Extended Playoffs Could Change Team Fate

Lovie Smith’s tenure as Chicago coach would hardly have been cut if the Bears had advanced to the playoffs in their last three seasons.

Instead, Chicago stayed one place below the one that had awarded postseason tickets in the past two years.


The Cleveland and Tampa Bay playoff droughts wouldn’t be as long as they are now, or by mistake, if the Browns and Buccaneers had advanced as third wildcards of their conference in the 2007 and 2016 seasons, respectively.

The last two Super Bowl champions would have faced more difficulties in doing so. Kansas City in 2019 and New England in 2018 would have had to play wild card games instead of resting in the first week of the playoffs.

The NFL decision, which will expand the postseason from 12 to 14 teams starting next season, could have a considerable impact on the league, if it serves as a benchmark in the past.

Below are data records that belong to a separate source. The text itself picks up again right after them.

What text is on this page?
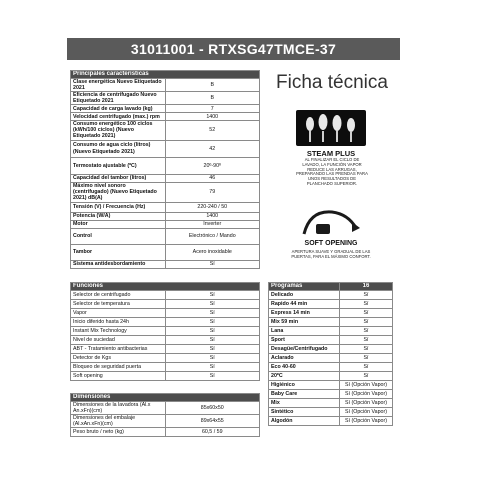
31011001 - RTXSG47TMCE-37
Principales características	
Clase energética Nuevo Etiquetado 2021	B
Eficiencia de centrifugado Nuevo Etiquetado 2021	B
Capacidad de carga lavado (kg)	7
Velocidad centrifugado (max.) rpm	1400
Consumo energético 100 ciclos (kWh/100 ciclos) (Nuevo Etiquetado 2021)	52
Consumo de agua ciclo (litros) (Nuevo Etiquetado 2021)	42
Termostato ajustable (ºC)	20º-90º
Capacidad del tambor (litros)	46
Máximo nivel sonoro (centrifugado) (Nuevo Etiquetado 2021) dB(A)	79
Tensión (V) / Frecuencia (Hz)	220-240 / 50
Potencia (W/A)	1400
Motor	Inverter
Control	Electrónico / Mando
Tambor	Acero inoxidable
Sistema antidesbordamiento	Sí
Funciones	
Selector de centrifugado	Sí
Selector de temperatura	Sí
Vapor	Sí
Inicio diferido hasta 24h	Sí
Instant Mix Technology	Sí
Nivel de suciedad	Sí
ABT - Tratamiento antibacterias	Sí
Detector de Kgs	Sí
Bloqueo de seguridad puerta	Sí
Soft opening	Sí
Dimensiones	
Dimensiones de la lavadora (Al.x An.xFn)(cm)	85x60x50
Dimensiones del embalaje (Al.xAn.xFn)(cm)	89x64x55
Peso bruto / neto (kg)	60,5 / 59
Programas	16
Delicado	Sí
Rapido 44 min	Sí
Express 14 min	Sí
Mix 59 min	Sí
Lana	Sí
Sport	Sí
Desagüe/Centrifugado	Sí
Aclarado	Sí
Eco 40-60	Sí
20ºC	Sí
Higiénico	Sí (Opción Vapor)
Baby Care	Sí (Opción Vapor)
Mix	Sí (Opción Vapor)
Sintético	Sí (Opción Vapor)
Algodón	Sí (Opción Vapor)
Ficha técnica
STEAM PLUS
AL FINALIZAR EL CICLO DE LAVADO, LA FUNCIÓN VAPOR REDUCE LAS ARRUGAS, PREPARANDO LAS PRENDAS PARA UNOS RESULTADOS DE PLANCHADO SUPERIOR.
SOFT OPENING
APERTURA SUAVE Y GRADUAL DE LAS PUERTAS, PARA EL MÁXIMO CONFORT.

Although some will complain that more ranked teams imply lower quality, the proportion of teams that have advanced to the playoffs with 32 franchises under the new format (43%) almost equals the 44% that had been recorded from 1990 to 1994, when the league, then 28 squads, last expanded the postseason, from 10 to 12 guests.

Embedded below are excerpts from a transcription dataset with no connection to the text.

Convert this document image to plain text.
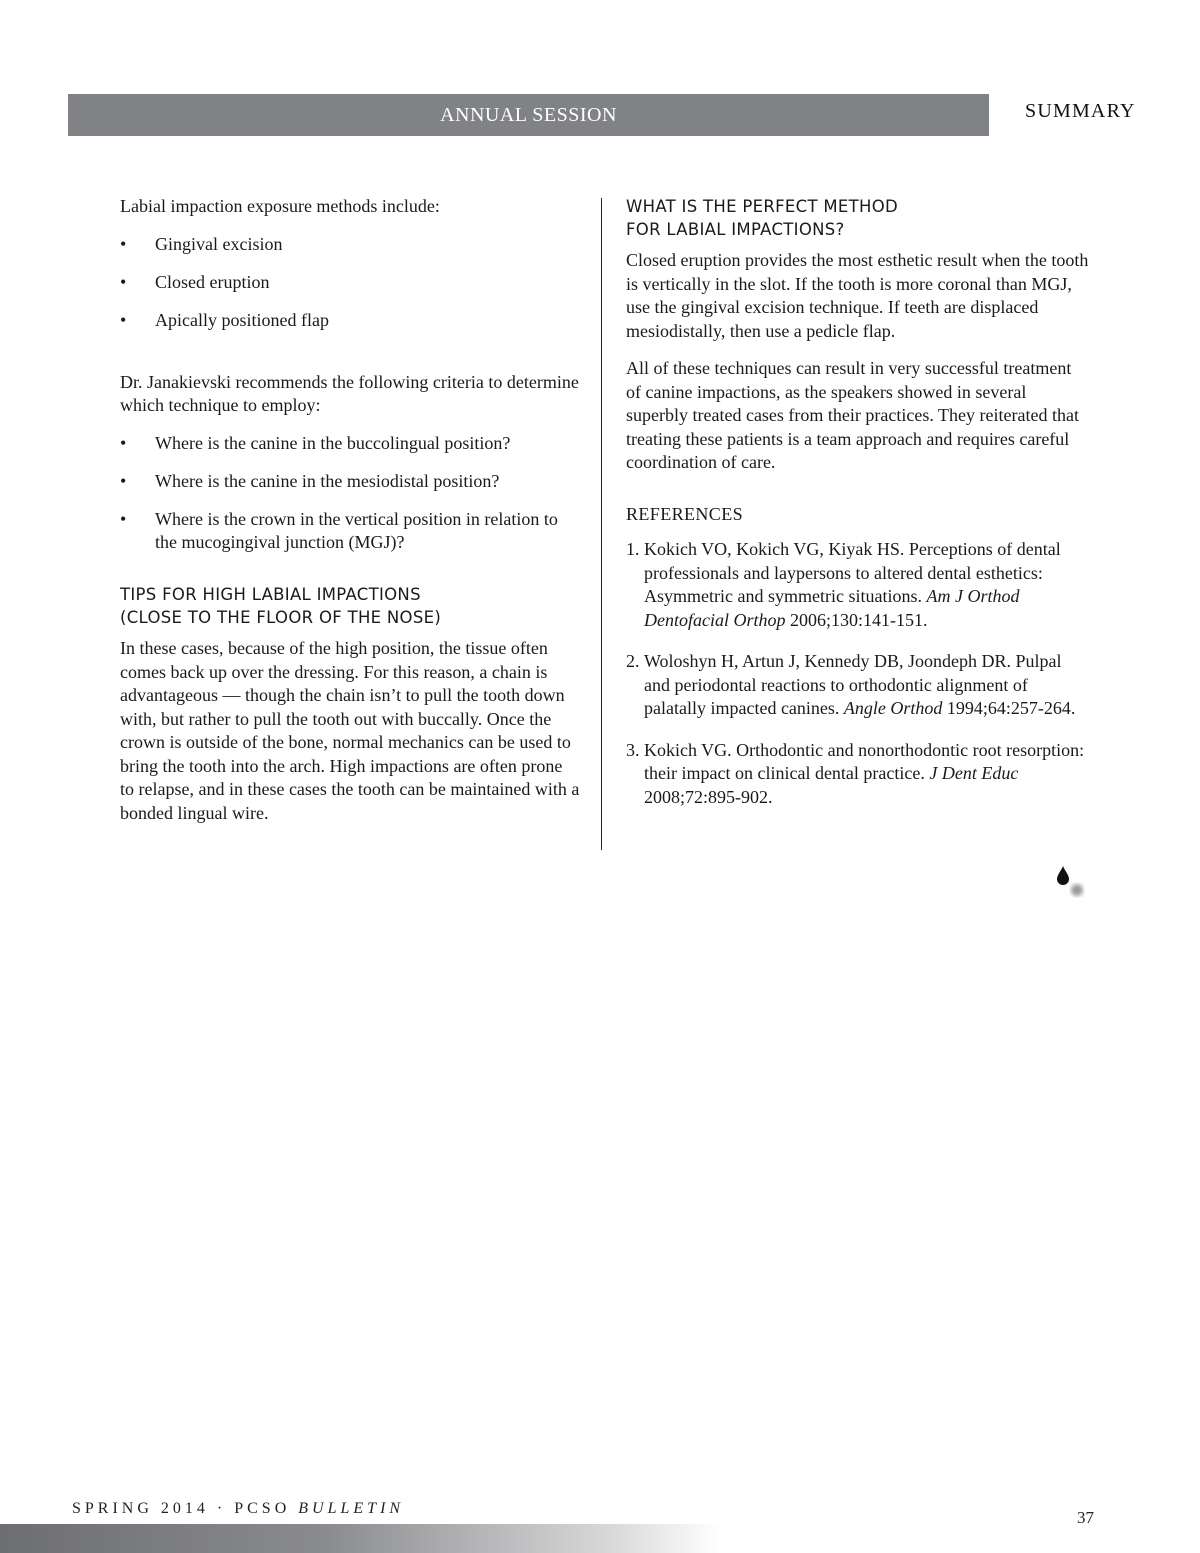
ANNUAL SESSION	SUMMARY

Labial impaction exposure methods include:

• Gingival excision
• Closed eruption
• Apically positioned flap

Dr. Janakievski recommends the following criteria to determine which technique to employ:

• Where is the canine in the buccolingual position?
• Where is the canine in the mesiodistal position?
• Where is the crown in the vertical position in relation to the mucogingival junction (MGJ)?
TIPS FOR HIGH LABIAL IMPACTIONS
(CLOSE TO THE FLOOR OF THE NOSE)

In these cases, because of the high position, the tissue often comes back up over the dressing. For this reason, a chain is advantageous — though the chain isn’t to pull the tooth down with, but rather to pull the tooth out with buccally. Once the crown is outside of the bone, normal mechanics can be used to bring the tooth into the arch. High impactions are often prone to relapse, and in these cases the tooth can be maintained with a bonded lingual wire.

WHAT IS THE PERFECT METHOD
FOR LABIAL IMPACTIONS?

Closed eruption provides the most esthetic result when the tooth is vertically in the slot. If the tooth is more coronal than MGJ, use the gingival excision technique. If teeth are displaced mesiodistally, then use a pedicle flap.

All of these techniques can result in very successful treatment of canine impactions, as the speakers showed in several superbly treated cases from their practices. They reiterated that treating these patients is a team approach and requires careful coordination of care.

REFERENCES
1. Kokich VO, Kokich VG, Kiyak HS. Perceptions of dental professionals and laypersons to altered dental esthetics: Asymmetric and symmetric situations. Am J Orthod Dentofacial Orthop 2006;130:141-151.
2. Woloshyn H, Artun J, Kennedy DB, Joondeph DR. Pulpal and periodontal reactions to orthodontic alignment of palatally impacted canines. Angle Orthod 1994;64:257-264.
3. Kokich VG. Orthodontic and nonorthodontic root resorption: their impact on clinical dental practice. J Dent Educ 2008;72:895-902.
SPRING 2014 · PCSO BULLETIN	37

The NFL has played in the form of eight division winners and four wild cards since 2002, when Houston joined the league as an expansion franchise.

During this period, the difference in the average record for the team that remains seventh in each conference (9.1 wins per season) has been insignificant compared to the worst team that has entered the playoffs each season (9, 2), either as divisional monarch and fourth seed or as second wild card.

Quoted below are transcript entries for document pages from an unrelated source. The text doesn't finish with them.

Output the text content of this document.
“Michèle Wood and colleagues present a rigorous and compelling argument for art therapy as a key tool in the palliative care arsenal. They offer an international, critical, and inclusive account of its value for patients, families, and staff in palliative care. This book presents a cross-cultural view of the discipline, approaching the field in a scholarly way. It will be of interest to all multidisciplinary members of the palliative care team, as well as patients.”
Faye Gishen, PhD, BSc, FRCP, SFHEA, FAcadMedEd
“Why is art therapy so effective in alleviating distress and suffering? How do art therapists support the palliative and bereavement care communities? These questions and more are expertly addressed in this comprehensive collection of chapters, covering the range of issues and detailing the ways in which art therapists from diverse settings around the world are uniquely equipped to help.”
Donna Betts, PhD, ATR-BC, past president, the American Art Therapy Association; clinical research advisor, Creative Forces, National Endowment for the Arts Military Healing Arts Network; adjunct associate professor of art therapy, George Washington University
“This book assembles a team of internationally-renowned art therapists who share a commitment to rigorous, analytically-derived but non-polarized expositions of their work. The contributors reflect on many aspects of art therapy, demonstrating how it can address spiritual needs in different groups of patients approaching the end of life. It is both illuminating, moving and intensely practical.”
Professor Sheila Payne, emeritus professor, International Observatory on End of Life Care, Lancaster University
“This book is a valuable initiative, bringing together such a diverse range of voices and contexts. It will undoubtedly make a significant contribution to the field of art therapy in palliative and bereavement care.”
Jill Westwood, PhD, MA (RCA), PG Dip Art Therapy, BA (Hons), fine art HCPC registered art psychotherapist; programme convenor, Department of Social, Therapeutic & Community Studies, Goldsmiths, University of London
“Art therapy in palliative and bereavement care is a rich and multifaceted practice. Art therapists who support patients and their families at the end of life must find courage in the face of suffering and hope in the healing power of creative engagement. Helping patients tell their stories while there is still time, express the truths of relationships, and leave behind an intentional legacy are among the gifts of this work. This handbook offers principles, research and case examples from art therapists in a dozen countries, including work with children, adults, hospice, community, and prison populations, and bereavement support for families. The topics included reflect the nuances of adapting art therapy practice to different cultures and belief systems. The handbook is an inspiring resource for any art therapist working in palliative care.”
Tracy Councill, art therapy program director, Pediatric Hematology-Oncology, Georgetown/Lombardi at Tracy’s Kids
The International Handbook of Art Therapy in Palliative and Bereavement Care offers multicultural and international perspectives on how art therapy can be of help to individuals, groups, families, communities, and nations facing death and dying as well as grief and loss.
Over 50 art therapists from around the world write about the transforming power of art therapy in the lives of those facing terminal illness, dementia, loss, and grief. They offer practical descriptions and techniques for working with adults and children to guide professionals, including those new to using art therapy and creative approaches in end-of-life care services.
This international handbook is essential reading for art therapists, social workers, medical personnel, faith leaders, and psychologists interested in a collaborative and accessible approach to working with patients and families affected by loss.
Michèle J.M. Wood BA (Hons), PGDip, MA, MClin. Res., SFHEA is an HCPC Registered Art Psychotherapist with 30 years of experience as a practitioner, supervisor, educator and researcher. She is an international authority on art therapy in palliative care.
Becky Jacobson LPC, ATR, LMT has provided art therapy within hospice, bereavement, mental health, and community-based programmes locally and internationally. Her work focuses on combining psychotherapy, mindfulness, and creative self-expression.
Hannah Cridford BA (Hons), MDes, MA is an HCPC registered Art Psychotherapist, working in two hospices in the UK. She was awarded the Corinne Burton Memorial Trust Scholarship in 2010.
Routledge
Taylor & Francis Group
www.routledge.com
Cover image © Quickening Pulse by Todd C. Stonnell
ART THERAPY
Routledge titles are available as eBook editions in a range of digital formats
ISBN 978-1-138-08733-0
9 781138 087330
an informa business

In all, 23 franchises would have benefited from one more playoff passage, led by Minnesota and Pittsburgh, with four additional trips to the team playoffs. New Orleans, Atlanta, Chicago, Denver, Houston, Tennessee, and Tampa Bay (yes, the Bucs who haven’t advanced to the playoffs since 2007) would have had two more postseason appearances.

Under the format implemented since 2002, no team with more defeats than wins would have obtained the third wild card. On nine occasions, the additional guest would have added at least 10 wins. And at eight, it would have been at the .500 mark.